PS: If someone can point me in the direction of a tutorial on 1) how to use proxies/what they do, and 2) the features available within HS related to proxies, that would be great.
- Site Admin
- Posts: 496
- Joined: Mon Dec 06, 2010 8:39 am
For now, here's some quick information about the some of these features:
- Browser -> Design-Time Popup Handling: Determines what to do with popup windows while you're manually browsing. Default will just show it on a new window (which will popup on IE), Block will block it, and Navigate will navigate to the popup's URL using Helium's browser. There's another option called Run-Time Popup Handling under Project -> Options which determines what to do with popup windows during extraction. Normally you'll use Navigate if you need data from them, or Block if they're just ads or stuff you don't need.
- Delete Unreferenced Files: Deletes all the downloaded files that are not currently referenced by any output table (output tables are the ones that have a corresponding Extract action). So if, for instance, I have an Extract action that extracts to Table1, then I run it and download some files, then clear the table and download some new files, doing Delete Unreferenced Files will clear all the old files since they're not referenced by Table1 (which is an output table). Note that this will also delete any files that are referenced by tables that have no corresponding Extract action.
- Kind Defining, Extraction, Selection Preview: This determines where gatherers can be used:
- Kind Defining: These are the gatherers that are used when defining kinds (the ones that may appear under the kind name in the kinds panel). The more gatherers are checked, the more "picky" your kinds will be, meaning you'll need more sample elements, but they'll also be less likely to select the wrong elements.
- Extraction: These are the gatherers that appear under the Property column in the Extract action editor.
- Selection Preview: These are the ones that appear under the Selection panel at the bottom.
- Start Processes: This video explains it. It also shows a premade which is probably a better alternative than the Start Processes action.

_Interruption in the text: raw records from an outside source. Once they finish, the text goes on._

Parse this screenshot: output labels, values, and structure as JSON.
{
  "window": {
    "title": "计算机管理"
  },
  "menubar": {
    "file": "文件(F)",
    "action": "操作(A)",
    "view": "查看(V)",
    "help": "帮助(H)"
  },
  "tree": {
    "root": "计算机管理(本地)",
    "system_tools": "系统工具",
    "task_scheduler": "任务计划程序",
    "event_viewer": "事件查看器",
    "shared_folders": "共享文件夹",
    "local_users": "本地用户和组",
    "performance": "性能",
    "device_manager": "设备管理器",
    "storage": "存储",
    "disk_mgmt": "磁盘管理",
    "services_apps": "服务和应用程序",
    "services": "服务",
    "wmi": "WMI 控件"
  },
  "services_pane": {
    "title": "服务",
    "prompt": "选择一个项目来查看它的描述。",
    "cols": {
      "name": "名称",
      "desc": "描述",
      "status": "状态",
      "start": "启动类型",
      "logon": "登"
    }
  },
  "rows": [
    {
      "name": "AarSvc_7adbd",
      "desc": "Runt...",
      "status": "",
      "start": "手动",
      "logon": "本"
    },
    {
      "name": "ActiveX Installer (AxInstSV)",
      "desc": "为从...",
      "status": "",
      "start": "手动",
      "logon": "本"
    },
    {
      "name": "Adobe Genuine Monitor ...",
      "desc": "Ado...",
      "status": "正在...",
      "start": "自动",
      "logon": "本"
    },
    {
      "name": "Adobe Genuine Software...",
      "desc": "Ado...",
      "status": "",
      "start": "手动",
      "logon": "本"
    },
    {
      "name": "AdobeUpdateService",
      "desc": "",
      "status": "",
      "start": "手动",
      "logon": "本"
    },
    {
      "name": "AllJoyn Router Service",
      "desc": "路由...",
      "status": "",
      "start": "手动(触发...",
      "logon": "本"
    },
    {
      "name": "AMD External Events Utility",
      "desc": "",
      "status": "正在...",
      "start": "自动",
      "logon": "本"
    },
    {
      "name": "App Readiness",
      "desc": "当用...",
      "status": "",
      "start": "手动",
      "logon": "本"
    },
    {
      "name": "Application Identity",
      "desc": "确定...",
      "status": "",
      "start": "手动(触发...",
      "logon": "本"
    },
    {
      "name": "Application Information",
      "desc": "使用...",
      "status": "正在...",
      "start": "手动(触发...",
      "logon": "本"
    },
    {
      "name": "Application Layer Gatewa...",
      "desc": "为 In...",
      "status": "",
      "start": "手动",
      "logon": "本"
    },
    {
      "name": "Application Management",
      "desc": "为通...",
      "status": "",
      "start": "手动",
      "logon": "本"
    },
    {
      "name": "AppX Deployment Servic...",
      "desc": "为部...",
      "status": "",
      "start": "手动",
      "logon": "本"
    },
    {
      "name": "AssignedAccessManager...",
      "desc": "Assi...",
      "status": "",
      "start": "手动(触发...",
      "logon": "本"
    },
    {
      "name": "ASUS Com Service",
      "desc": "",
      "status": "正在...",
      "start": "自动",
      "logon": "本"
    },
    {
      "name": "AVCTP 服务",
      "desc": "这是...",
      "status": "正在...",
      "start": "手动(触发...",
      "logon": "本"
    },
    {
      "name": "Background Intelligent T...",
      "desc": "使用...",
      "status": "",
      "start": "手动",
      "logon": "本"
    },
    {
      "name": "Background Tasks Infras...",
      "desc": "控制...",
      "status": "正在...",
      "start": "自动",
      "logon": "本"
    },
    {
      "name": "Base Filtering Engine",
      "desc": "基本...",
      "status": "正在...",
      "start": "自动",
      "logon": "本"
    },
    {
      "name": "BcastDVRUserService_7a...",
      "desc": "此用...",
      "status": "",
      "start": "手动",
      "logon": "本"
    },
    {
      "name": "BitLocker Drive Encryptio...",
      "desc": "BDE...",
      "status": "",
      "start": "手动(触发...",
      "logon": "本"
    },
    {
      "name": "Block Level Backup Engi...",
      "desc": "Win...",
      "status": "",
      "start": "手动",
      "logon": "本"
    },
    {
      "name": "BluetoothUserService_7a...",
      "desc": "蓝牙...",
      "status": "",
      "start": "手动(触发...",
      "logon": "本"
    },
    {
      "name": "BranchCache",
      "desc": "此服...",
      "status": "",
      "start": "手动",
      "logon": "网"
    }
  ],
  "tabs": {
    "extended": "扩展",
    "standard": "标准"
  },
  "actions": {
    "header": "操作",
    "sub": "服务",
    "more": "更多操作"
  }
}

- Project -> Proxies: Typically you'll get these from a third party proxy vendor. To connect Helium through a proxy, just go to Project -> Proxies, type the address and port (the vendor would give you these), add them to the list and check Enabled. This will connect Helium through the first proxy on the list (you can see the current proxy on Helium's title bar). You may need to authenticate with your vendor's proxy service by visiting any page while the proxy is enabled and fill up the login dialog if it shows up. This won't be needed if they authenticate you by your IP (which is the option I'd recommend). A few actions, such as Repeat and Start Processes have an option to rotate proxies. Every time you rotate proxy, the current proxy is disabled and the next proxy on the list is enabled.
The Helium Scraper Team